Love this book, and I do recommend! I do notice that I have some complicated feelings about it. Because it was even better than expected, both the frequent hits and the few misses were more obvious.

It explained a lot of things really well, using even personal examples to explain. But at random, I couldn't follow because the book assumed I was familiar with certain spiritual terms and it makes me feel left out a bit. The book takes anxiety and burn out seriously and isn't ableist about it (which a lot of spiritual books are unfortunately and was such a welcome change for me), but because of that when thr book repeats the common ableist trope about the rich and privileged having personality disorders it hit harder. At that point in the book that hurt because I was loving this book.

*Thinking that rich people are bad people because you think they have personality disorders doesn't harm the rich, but it harms those with those types of psychological disabilities who just have to keep hearing everyone think they're bad people. The rich do what they do, because they can. It's the impact of privilege, not a personality disorder. It's a choice they make.

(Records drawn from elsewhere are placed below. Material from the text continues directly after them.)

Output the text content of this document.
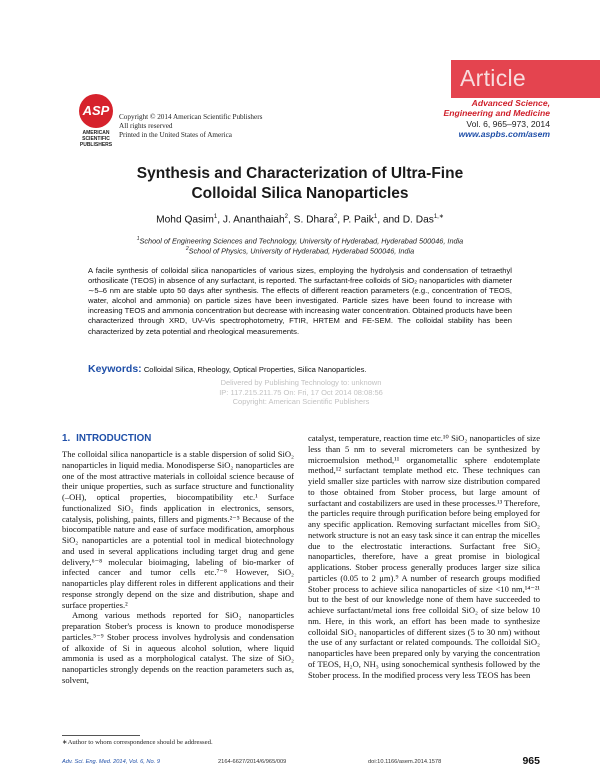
Article
ASP
AMERICAN
SCIENTIFIC
PUBLISHERS
Copyright © 2014 American Scientific Publishers
All rights reserved
Printed in the United States of America
Advanced Science,
Engineering and Medicine
Vol. 6, 965–973, 2014
www.aspbs.com/asem
Synthesis and Characterization of Ultra-Fine
Colloidal Silica Nanoparticles
Mohd Qasim$^1$, J. Ananthaiah$^2$, S. Dhara$^2$, P. Paik$^1$, and D. Das$^{1,∗}$
$^1$School of Engineering Sciences and Technology, University of Hyderabad, Hyderabad 500046, India
$^2$School of Physics, University of Hyderabad, Hyderabad 500046, India
A facile synthesis of colloidal silica nanoparticles of various sizes, employing the hydrolysis and condensation of tetraethyl orthosilicate (TEOS) in absence of any surfactant, is reported. The surfactant-free colloids of SiO₂ nanoparticles with diameter ∼5–6 nm are stable upto 50 days after synthesis. The effects of different reaction parameters (e.g., concentration of TEOS, water, alcohol and ammonia) on particle sizes have been investigated. Particle sizes have been found to increase with increasing TEOS and ammonia concentration but decrease with increasing water concentration. Obtained products have been characterized through XRD, UV-Vis spectrophotometry, FTIR, HRTEM and FE-SEM. The colloidal stability has been characterized by zeta potential and rheological measurements.
Keywords: Colloidal Silica, Rheology, Optical Properties, Silica Nanoparticles.
Delivered by Publishing Technology to: unknown
IP: 117.215.211.75 On: Fri, 17 Oct 2014 08:08:56
Copyright: American Scientific Publishers
1. INTRODUCTION

The colloidal silica nanoparticle is a stable dispersion of solid SiO₂ nanoparticles in liquid media. Monodisperse SiO₂ nanoparticles are one of the most attractive materials in colloidal science because of their unique properties, such as surface structure and functionality (–OH), optical properties, biocompatibility etc.¹ Surface functionalized SiO₂ finds application in electronics, sensors, catalysis, polishing, paints, fillers and pigments.²⁻⁵ Because of the biocompatible nature and ease of surface modification, amorphous SiO₂ nanoparticles are a potential tool in medical biotechnology and used in several applications including target drug and gene delivery,⁶⁻⁸ molecular bioimaging, labeling of bio-marker of infected cancer and tumor cells etc.⁷⁻⁸ However, SiO₂ nanoparticles play different roles in different applications and their response strongly depend on the size and distribution, shape and surface properties.²

Among various methods reported for SiO₂ nanoparticles preparation Stober's process is known to produce monodisperse particles.⁵⁻⁹ Stober process involves hydrolysis and condensation of alkoxide of Si in aqueous alcohol solution, where liquid ammonia is used as a morphological catalyst. The size of SiO₂ nanoparticles strongly depends on the reaction parameters such as, solvent,

catalyst, temperature, reaction time etc.¹⁰ SiO₂ nanoparticles of size less than 5 nm to several micrometers can be synthesized by microemulsion method,¹¹ organometallic sphere endotemplate method,¹² surfactant template method etc. These techniques can yield smaller size particles with narrow size distribution compared to those obtained from Stober process, but large amount of surfactant and costabilizers are used in these processes.¹³ Therefore, the particles require through purification before being employed for any specific application. Removing surfactant micelles from SiO₂ network structure is not an easy task since it can entrap the micelles due to the electrostatic interactions. Surfactant free SiO₂ nanoparticles, therefore, have a great promise in biological applications. Stober process generally produces larger size silica particles (0.05 to 2 μm).⁹ A number of research groups modified Stober process to achieve silica nanoparticles of size <10 nm,¹⁴⁻²¹ but to the best of our knowledge none of them have succeeded to achieve surfactant/metal ions free colloidal SiO₂ of size below 10 nm. Here, in this work, an effort has been made to synthesize colloidal SiO₂ nanoparticles of different sizes (5 to 30 nm) without the use of any surfactant or related compounds. The colloidal SiO₂ nanoparticles have been prepared only by varying the concentration of TEOS, H₂O, NH₃ using sonochemical synthesis followed by the Stober process. In the modified process very less TEOS has been

∗Author to whom correspondence should be addressed.
Adv. Sci. Eng. Med. 2014, Vol. 6, No. 9	2164-6627/2014/6/965/009	doi:10.1166/asem.2014.1578	965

For someone who struggles cognitively and with energy levels the short chapters and subchapters was welcome. It made taking breaks easier without losing track.

The book reads like having a lovely conversation with someone you agree with very regularly but not always. It is spiritual and helpful while practical. The author tries to recognise privilege and be intersectional. And is open to learning. I hope therefor any future books veers away from diagnosing the privileged with anything more than privilege. Because I do hope this author will write more. I enjoyed this.